Migrate to the Apache Calcite parser

The presto parser API is not extensible, forcing us to shoehorn DCM's check/maximize syntax on top of views.

Calcite's parser is extensible, allowing us to add our own DDL for constraints, and restrict the subset of SQL we'd like to support more cleanly.

Expression short-circuiting and null friendliness for operations in Ops

An operation of the form CHECK x = 10 OR var1 = col1, currently gets compiled down to a series of ortools operations that constructs the full expression without returning early. If x=10 but var1 is null, we still get an NPE when passing an argument to Ops.

The above operation is equivalent to WHERE x != 10 CHECK var1 = col1, which generates an if-expression that only encodes the constraints for rows that pass the x != 10 predicate. Doing so makes this safe for use cases where var1 might be null if x=10 but has a value otherwise.

It's worth considering what the behavior should be in the presence of nulls and whether we can potentially rewrite the IR.

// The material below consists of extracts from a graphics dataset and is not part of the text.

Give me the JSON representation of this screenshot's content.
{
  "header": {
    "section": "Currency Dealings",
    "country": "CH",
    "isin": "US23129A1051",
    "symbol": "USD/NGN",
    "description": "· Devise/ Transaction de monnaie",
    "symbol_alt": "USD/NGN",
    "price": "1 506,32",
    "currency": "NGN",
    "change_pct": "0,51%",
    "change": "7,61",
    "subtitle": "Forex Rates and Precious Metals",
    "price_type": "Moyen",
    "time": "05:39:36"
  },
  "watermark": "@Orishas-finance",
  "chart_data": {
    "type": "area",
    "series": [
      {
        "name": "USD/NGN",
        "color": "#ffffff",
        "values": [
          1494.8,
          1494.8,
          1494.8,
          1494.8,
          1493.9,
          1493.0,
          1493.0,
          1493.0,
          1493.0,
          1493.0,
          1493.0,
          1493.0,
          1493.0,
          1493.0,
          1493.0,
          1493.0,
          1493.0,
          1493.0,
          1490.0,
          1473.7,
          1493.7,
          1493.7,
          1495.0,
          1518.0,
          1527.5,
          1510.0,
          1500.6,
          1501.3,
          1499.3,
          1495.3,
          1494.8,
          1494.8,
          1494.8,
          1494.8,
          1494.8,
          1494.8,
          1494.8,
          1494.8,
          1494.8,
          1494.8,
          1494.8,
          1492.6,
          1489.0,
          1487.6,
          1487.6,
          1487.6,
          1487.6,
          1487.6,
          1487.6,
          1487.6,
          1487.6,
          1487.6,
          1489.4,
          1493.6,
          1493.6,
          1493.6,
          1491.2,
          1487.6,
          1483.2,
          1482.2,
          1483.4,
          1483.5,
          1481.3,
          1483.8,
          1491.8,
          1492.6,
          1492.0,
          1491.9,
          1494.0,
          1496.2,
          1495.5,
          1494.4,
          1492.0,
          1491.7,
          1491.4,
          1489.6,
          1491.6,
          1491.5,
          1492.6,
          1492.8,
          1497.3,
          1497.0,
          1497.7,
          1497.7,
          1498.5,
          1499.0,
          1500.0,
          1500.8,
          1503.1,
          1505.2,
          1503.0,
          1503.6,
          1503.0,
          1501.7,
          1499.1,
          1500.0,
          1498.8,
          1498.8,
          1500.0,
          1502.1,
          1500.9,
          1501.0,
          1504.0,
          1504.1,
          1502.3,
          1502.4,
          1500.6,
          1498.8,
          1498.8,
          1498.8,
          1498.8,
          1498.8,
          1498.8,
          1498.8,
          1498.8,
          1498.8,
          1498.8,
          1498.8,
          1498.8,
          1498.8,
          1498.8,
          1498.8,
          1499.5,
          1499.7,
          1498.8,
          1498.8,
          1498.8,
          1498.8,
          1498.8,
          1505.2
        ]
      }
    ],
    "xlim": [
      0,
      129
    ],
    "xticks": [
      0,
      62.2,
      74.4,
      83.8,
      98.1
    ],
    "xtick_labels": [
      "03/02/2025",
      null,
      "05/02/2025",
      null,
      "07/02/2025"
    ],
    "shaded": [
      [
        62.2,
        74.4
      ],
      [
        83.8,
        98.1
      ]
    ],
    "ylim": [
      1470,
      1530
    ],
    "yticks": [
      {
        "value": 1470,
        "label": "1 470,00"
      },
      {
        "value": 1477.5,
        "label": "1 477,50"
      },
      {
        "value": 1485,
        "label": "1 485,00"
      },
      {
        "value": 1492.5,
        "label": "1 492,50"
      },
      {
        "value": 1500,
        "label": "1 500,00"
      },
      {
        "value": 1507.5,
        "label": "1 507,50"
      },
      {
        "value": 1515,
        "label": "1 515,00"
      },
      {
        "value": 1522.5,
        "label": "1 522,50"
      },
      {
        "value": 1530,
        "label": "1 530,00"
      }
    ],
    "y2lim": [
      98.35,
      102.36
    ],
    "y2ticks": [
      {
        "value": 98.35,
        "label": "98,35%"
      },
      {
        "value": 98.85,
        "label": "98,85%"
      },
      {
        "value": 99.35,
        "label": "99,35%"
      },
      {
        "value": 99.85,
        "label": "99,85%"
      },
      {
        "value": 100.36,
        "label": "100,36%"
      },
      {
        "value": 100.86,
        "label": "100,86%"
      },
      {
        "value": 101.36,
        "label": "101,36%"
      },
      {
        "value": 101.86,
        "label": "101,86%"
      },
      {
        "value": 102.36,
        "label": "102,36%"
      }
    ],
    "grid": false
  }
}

Reassociation pass on variables

Apply a reassociation pass on expressions to evaluate as many constants as possible before forming IntVars.

Add travis CI

Improve examples/

Add examples for:

Incremental placement vs global re-shuffling
use case with A/B testing

Access tuples by index and not field name

Following #85, we have more instances in the generated code where we used field names to reference cells from Jooq Records. This is proving fragile given the three-way interaction between:

DCM canonicalizing table/field names (upper case always)
JOOQ using a schema file for code generation but then connecting to a...
database at runtime with its own rules for case sensitivity

The fix on the DCM side is to always use field indices instead of field names to refer to values within JOOQ Records, without any loss of readability.